Memristor Circuits: Invariant Manifolds, Coexisting Attractors, Extreme Multistability, and Bifurcations Without Parameters

Chapter 5 has developed the flux-charge analysis method (FCAM) for the analysis of a class \(\mathcal {L}\mathcal {M}\) of memristor circuits containing memristors, linear resistors, inductors, capacitors, and independent voltage and current sources. The formulation of circuit equations (DAEs and SEs) has been provided in the (φ, q)-domain and in the (v, i)-domain and relationships between the analysis in the two domains have been discussed. A fundamental property is that the SE description in the (φ, q)-domain of a circuit in \(\mathcal {L}\mathcal {M}\) has a lower order with respect to the corresponding description in the (v, i)-domain, so that it is expected that the dynamic analysis in the former domain is simpler. The goal of this chapter is to highlight some main advantages of FCAM by studying the dynamics of a number of low-order autonomous memristor circuits in the (φ, q)-domain, namely, circuits described by a first-order SE in the (φ, q)-domain, oscillatory circuits described by a second-order SE in the (φ, q)-domain, and chaotic circuits described by a third-order SE in the (φ, q)-domain.
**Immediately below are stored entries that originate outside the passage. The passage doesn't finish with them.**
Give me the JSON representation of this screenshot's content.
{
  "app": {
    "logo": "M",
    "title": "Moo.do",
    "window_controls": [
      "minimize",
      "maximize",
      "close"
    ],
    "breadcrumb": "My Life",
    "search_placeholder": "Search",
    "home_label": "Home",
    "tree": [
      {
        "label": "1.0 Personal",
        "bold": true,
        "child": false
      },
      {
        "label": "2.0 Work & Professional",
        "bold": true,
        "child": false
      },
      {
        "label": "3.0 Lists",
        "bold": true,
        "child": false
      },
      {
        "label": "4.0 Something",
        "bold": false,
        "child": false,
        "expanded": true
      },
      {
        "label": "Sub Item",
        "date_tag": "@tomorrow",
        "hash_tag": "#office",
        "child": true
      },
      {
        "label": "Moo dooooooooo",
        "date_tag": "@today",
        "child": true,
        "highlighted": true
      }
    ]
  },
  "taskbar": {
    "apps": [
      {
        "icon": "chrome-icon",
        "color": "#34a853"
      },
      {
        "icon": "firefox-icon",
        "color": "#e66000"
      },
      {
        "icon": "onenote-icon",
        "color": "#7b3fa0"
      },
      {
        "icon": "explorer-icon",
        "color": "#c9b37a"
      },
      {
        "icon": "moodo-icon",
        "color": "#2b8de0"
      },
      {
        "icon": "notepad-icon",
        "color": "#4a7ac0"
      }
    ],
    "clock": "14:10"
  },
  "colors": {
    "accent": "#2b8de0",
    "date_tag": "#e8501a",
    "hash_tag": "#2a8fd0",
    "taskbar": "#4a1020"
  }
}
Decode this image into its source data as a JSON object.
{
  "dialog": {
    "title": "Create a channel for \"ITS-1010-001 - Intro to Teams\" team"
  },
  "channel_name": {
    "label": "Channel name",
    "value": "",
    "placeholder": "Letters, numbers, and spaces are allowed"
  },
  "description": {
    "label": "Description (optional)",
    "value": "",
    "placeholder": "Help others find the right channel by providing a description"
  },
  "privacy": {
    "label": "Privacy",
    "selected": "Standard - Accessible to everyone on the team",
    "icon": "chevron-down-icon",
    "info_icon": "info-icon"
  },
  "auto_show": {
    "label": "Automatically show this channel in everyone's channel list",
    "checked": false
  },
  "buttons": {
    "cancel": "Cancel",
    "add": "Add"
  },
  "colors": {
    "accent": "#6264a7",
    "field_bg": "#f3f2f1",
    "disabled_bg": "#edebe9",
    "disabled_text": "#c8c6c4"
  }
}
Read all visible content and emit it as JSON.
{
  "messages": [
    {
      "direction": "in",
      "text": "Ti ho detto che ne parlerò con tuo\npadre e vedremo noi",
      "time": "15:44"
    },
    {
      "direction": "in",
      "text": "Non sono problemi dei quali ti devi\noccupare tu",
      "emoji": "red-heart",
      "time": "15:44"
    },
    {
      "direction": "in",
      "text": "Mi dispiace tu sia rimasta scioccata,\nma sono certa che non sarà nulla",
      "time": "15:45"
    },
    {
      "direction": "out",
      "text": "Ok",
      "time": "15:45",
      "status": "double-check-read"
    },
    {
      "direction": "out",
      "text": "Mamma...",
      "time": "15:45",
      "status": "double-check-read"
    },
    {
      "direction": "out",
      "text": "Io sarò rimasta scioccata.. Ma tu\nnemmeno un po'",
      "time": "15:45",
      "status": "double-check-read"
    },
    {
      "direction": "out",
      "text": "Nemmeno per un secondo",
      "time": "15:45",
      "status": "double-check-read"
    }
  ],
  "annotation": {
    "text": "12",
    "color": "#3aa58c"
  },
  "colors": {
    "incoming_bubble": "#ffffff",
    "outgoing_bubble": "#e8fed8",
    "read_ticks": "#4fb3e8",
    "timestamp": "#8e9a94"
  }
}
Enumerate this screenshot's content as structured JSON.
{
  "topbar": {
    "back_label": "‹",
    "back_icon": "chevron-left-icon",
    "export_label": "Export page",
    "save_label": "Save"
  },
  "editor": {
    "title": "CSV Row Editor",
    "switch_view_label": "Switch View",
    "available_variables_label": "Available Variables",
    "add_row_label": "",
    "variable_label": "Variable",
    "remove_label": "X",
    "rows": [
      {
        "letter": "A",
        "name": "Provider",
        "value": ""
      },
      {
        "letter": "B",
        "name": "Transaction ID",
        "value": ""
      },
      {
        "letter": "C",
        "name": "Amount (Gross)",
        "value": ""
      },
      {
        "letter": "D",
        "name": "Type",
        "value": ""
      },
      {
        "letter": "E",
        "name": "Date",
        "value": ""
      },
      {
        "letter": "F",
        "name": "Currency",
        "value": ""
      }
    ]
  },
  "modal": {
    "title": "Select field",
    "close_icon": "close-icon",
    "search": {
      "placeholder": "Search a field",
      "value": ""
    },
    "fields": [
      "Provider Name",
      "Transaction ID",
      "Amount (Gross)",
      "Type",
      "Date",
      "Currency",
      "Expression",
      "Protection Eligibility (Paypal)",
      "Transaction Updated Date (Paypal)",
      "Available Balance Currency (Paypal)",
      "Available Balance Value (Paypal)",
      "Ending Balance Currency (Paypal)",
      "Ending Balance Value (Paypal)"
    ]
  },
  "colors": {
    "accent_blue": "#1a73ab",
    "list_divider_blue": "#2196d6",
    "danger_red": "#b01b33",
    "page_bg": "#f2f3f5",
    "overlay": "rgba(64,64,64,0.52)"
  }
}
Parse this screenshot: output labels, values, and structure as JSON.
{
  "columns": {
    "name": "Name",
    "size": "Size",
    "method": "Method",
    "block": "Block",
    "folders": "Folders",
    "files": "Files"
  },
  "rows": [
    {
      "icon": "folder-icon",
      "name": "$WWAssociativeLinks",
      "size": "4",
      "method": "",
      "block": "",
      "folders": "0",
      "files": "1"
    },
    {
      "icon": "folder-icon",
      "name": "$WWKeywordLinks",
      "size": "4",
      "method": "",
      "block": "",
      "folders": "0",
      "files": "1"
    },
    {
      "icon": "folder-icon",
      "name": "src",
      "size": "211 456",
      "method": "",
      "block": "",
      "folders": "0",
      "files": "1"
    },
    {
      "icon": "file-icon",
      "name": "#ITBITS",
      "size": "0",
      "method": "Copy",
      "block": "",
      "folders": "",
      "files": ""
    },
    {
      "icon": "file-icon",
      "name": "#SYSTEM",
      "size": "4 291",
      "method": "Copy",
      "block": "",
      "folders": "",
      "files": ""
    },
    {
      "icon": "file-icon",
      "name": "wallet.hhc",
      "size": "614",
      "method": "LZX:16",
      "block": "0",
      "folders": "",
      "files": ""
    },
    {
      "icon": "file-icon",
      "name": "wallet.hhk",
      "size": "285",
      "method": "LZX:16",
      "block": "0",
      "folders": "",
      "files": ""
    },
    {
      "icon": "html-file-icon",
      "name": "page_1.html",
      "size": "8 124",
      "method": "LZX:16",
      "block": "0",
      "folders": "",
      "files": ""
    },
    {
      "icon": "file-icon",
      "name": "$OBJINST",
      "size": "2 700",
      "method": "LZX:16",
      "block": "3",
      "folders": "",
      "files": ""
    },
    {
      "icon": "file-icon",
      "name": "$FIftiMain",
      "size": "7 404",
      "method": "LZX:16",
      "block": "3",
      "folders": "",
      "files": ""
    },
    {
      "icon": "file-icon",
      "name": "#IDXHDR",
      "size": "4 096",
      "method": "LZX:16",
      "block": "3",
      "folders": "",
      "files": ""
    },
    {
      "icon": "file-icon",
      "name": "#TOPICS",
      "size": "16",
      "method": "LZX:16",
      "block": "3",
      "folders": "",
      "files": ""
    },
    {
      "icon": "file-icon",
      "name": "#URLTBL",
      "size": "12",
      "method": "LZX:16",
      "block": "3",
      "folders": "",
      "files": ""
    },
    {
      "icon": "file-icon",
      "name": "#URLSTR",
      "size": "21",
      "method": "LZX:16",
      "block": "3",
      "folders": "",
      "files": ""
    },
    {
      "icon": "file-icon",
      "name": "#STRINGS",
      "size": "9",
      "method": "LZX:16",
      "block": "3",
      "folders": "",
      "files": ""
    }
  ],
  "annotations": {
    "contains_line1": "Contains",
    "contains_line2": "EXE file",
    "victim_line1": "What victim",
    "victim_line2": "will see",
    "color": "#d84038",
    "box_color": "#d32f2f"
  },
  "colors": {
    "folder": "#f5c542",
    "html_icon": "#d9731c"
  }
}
Such a study permits to show that memristor circuits display a number of fundamental peculiar dynamic features. First of all, the state space in the (v, i)-domain can be foliated in a continuum of invariant manifolds, thus implying the coexistence of infinitely many different reduced-order dynamics and attractors. Moreover, such circuits display bifurcations due to changing the initial conditions for a fixed set of circuit parameters that are named bifurcations without parameters.